Finding People: Writing Characters That Feel Real
by Holli Dawson
Sometimes when you start a new story or writing project, the actual story starts to emerge as fully realized and solid, but the people inhabiting your imaginary world are somehow not quite as clear. Reading a novel with poor characterization is like ordering an ice cream sundae and only getting a scoop of ice cream and a banana on the side, without all the other ingredients that make it taste special. Imagine if Charles Dickens had left out any description or characteristics of Oliver in Oliver Twist. Would anyone have cared about his story or the book in general? What if Dorothy Gale had been written as some rather average girl with no discernable personality? Would we still be fascinated with The Wizard of Oz, and all the books in L. Frank Baum’s series?
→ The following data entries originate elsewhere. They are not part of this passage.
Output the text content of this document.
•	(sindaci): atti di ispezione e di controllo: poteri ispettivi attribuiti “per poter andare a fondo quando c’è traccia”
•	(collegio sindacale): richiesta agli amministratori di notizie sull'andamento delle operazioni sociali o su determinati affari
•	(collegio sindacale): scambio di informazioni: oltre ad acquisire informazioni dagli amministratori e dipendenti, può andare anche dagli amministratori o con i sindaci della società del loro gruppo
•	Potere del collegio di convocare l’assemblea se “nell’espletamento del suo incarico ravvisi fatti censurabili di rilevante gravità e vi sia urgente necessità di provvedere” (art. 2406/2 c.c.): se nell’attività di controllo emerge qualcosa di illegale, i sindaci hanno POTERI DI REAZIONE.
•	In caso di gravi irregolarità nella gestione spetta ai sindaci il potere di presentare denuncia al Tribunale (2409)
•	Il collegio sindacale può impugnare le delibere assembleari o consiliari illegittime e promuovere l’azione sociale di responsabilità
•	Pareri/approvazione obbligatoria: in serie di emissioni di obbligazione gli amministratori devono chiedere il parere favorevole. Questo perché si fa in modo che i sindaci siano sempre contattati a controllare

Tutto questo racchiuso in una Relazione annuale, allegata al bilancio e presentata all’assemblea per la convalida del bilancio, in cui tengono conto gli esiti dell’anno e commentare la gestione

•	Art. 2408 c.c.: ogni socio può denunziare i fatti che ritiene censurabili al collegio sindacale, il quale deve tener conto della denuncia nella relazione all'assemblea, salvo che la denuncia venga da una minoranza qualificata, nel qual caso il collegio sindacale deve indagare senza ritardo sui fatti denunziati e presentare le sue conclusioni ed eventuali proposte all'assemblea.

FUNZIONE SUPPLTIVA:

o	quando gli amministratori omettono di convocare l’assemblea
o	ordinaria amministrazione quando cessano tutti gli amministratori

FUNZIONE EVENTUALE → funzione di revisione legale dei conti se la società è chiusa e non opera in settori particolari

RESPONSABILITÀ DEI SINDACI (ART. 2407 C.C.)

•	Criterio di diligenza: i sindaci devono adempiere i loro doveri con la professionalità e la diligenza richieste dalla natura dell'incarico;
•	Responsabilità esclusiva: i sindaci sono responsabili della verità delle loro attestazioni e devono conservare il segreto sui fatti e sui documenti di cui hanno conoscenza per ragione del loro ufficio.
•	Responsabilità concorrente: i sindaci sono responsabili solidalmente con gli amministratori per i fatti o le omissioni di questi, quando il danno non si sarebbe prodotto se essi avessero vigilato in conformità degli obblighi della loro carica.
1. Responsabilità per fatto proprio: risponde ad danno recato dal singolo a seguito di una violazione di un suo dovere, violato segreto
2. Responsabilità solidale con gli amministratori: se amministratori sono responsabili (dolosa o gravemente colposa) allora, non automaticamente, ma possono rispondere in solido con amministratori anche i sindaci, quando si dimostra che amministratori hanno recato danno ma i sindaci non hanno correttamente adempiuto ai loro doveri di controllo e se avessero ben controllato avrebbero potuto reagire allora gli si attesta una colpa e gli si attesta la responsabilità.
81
Without interesting characters, a short story or book can feel unfinished and unsatisfying. Writing strong characters is vital to creating a great story. So, what do you when you are stuck? Below are some quick and easy suggestions to help you create three-dimensional people on two-dimensional paper.
1. Buy a Notebook and Carry It With You… Everywhere
If you love writing, you may already do this. However, set aside a few pages of your notebook for notes about people. On these special pages, instead of jotting ideas for your next series of short stories, or lines from poems that pop into your head, plan to write about what you see around you. Particularly the people you see around you. You can even draw sketches of them to jog your memory later.
2. Go to “The Source”
What’s “The Source”, you ask? “The Source” is any place where lots of people gather. Find a mall and sit in the food court. Go to your local community, fitness, or religious center and watch the people pass. Make notes about what you see, paying particular attention to those habits or actions that make each person unique. Maybe you see a child on the merry-go-round at the playground who giggles uncontrollably on the swing set, or a man at the truck rental counter who licks the end of his pen every time he is about to sign something. Look for the little things that make the people around you individuals.
3. Observe, Write, Repeat
When possible, go back to the same places, around the same time, each week. You may get lucky and see some of the same people. Seeing a person buy the newspaper at the same stand four or five times in a row makes it possible to notice little things like how they fold their money, or what they do with their coffee while they are trying to juggle their change, the paper, and the hot cup. Observe, write, and then go back and do it again.
4. Mix It Up
Once you have a couple of pages of observations, cut up the pages and drop the pieces on the floor face down. Mix them up and then turn a few over. Look at the combinations of habits and traits that you have selected. Maybe you chose “always wears baggy clothes”, “only eats apples”, and “buys two copies of the newspaper each morning.” These are all characteristics that can be added to the people who inhabit your story, and if used properly, can also inform and affect the action of your tale as well.
5. Remember Who You Are Observing
Remember, these are real people you are observing, so try to remain objective in your observations and simply observe rather than judge. Even if you see someone very interesting, do not simply recreate the person on paper. It is very disturbing to recognize yourself in someone else’s writing. Mix up your observations and create new people, rather than simply “borrowing” the personality of someone you observe. The more creative you are in the development of your characters, the more successful your story.